Fort de ses deux premières réalisations, Louis Segré « équipe toute la famille » en s’inspirant « de ce qui existe car je ne suis pas le premier ni le seul à faire des vélos en bambou » et « en adaptant les bonnes idées ». Il en est aujourd’hui à son neuvième opus: « J’ai trouvé la bonne recette, je suis satisfait du rendu final, de sa solidité. J’ai confiance dans mon produit ». Et, du coup, il a décidé de franchir le cap de la commercialisation (1). Il en a déjà vendu trois, un gravel (VTC) et deux électriques. Des pièces uniques: « Il y a d’abord un échange avec le client. Qui peut durer cinq minutes ou trois mois. Je regarde le vélo qu’il a déjà, sa posture ».
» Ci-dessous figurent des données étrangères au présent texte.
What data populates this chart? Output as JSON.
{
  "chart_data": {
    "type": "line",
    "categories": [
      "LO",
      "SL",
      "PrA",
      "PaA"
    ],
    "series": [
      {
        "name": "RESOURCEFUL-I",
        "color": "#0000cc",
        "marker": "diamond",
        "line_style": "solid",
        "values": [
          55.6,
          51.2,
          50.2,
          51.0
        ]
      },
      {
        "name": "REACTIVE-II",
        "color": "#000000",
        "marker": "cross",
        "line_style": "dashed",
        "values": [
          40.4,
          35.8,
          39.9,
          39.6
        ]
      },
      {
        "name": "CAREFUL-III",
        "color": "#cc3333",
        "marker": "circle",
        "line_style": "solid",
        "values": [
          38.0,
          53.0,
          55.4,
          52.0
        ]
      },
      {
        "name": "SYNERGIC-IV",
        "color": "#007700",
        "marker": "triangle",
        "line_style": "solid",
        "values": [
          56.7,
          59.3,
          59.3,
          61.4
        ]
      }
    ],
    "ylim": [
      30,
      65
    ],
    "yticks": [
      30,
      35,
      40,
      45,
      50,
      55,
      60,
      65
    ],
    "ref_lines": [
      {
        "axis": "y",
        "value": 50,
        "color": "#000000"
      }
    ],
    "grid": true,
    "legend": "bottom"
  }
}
Il lui faut « un mois dans le meilleur des cas » pour fabriquer cet « objet d’une vie », qui « vieillit bien ». Les prix, selon le modèle, tournent autour de 4 000 €. Ses œuvres sont donc forcément réservés à des passionnés même si l’essor du vélo, en 2020, peut assurer son avenir: « Je pourrais en vivre mais je ne veux pas avoir une seule activité. Pour l’instant, je continue à travailler à Limoges, à 80 %, et je consacre le reste de mon temps à la fabrication. Après, ce métier est usant. Poncer, gratter, se pencher, se retourner, avaler la poussière, on peut être vieux à 40 ans… ».
Son objectif est de produire « un vélo par mois » mais pas tout de suite car il prépare le rassemblement des artisans du cycle, « en juin 2021 dans les Hautes-Pyrénées ». Il aimerait y exposer son savoir-faire: « Je vais fabriquer mon premier VTT ». En attendant, pourquoi pas, de réaliser une draisienne, un vélo cargo ou même un tandem. Chez Louis Segré, les idées sont sur le grand braquet.